Convert singly linked list into an array using Golang

Input singly linked list: 

 "A" -> "B" -> "C" -> "D"

Output array: 

["A", "B", "C", "D"]

Program

package main

import "fmt"

type node struct {
	data string
	next *node
}

type singlyLinkedList struct {
	len  int
	head *node
}

func initList() *singlyLinkedList {
	return &singlyLinkedList{}
}

func (s *singlyLinkedList) AddFront(data string) {
	node := &node{
		data: data,
	}

	if s.head == nil {
		s.head = node
	} else {
		node.next = s.head
		s.head = node
	}
	s.len++
	return
}

func (s *singlyLinkedList) Size() int {
	return s.len
}

func (s *singlyLinkedList) Traverse() error {
	if s.head == nil {
		return fmt.Errorf("TraverseError: List is empty")
	}
	current := s.head
	for current != nil {
		fmt.Println(current.data)
		current = current.next
	}
	return nil
}

//Function to convert singly linked list to an array
func (s *singlyLinkedList) ToArray() []string {
	var myarr []string
	current := s.head
	for current.next != nil {
		fmt.Printf("\nAdding Element to array: %s", current.data)
		myarr = append(myarr, current.data)
		current = current.next
	}
	fmt.Printf("\nAdding Element to array: %s", current.data)
	myarr = append(myarr, current.data)
	return myarr
}

func main() {
	singleList := initList()
	fmt.Printf("AddFront: D\n")
	singleList.AddFront("D")
	fmt.Printf("AddFront: C\n")
	singleList.AddFront("C")
	fmt.Printf("AddFront: B\n")
	singleList.AddFront("B")
	fmt.Printf("AddFront: A\n")
	singleList.AddFront("A")

	fmt.Printf("Size: %d\n", singleList.Size())

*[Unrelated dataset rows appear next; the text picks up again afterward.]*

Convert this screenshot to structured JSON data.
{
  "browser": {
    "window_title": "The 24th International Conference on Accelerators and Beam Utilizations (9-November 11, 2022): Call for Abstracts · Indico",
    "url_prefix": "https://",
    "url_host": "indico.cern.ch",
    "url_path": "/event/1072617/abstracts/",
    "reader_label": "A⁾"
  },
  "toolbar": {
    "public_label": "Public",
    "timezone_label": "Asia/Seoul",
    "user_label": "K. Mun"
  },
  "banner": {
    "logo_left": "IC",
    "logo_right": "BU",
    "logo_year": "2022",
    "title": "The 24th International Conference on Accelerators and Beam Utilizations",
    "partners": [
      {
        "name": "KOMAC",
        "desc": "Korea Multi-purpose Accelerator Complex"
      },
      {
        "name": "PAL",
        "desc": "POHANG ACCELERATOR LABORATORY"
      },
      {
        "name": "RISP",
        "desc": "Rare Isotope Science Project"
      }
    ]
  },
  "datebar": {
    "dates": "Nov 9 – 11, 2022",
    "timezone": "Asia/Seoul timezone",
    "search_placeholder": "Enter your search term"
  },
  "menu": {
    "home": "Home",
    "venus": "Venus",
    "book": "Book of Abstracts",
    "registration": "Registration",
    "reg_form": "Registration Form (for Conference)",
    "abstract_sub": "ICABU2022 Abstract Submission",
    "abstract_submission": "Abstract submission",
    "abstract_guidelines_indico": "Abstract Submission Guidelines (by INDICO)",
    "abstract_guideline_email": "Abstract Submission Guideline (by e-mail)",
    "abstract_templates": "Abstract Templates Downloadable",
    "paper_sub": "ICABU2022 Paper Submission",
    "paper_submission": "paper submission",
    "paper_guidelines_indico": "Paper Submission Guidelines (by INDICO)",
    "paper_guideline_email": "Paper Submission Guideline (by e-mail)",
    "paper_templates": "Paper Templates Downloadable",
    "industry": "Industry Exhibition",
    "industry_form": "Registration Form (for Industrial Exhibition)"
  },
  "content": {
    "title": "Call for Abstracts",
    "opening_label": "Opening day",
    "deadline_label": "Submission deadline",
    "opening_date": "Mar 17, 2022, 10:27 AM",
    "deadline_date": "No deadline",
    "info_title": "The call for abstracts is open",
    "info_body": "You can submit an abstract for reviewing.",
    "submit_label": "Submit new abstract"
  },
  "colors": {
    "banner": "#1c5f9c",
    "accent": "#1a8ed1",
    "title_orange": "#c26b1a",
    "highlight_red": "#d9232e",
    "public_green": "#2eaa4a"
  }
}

	err := singleList.Traverse()
	if err != nil {
		fmt.Println(err.Error())
	}

	myarr := singleList.ToArray()
	fmt.Println()
	fmt.Println(myarr)
}

Output:

AddFront: D
AddFront: C
AddFront: B
AddFront: A
Size: 4
A
B
C
D

Adding Element to array: A
Adding Element to array: B
Adding Element to array: C
Adding Element to array: D
[A B C D]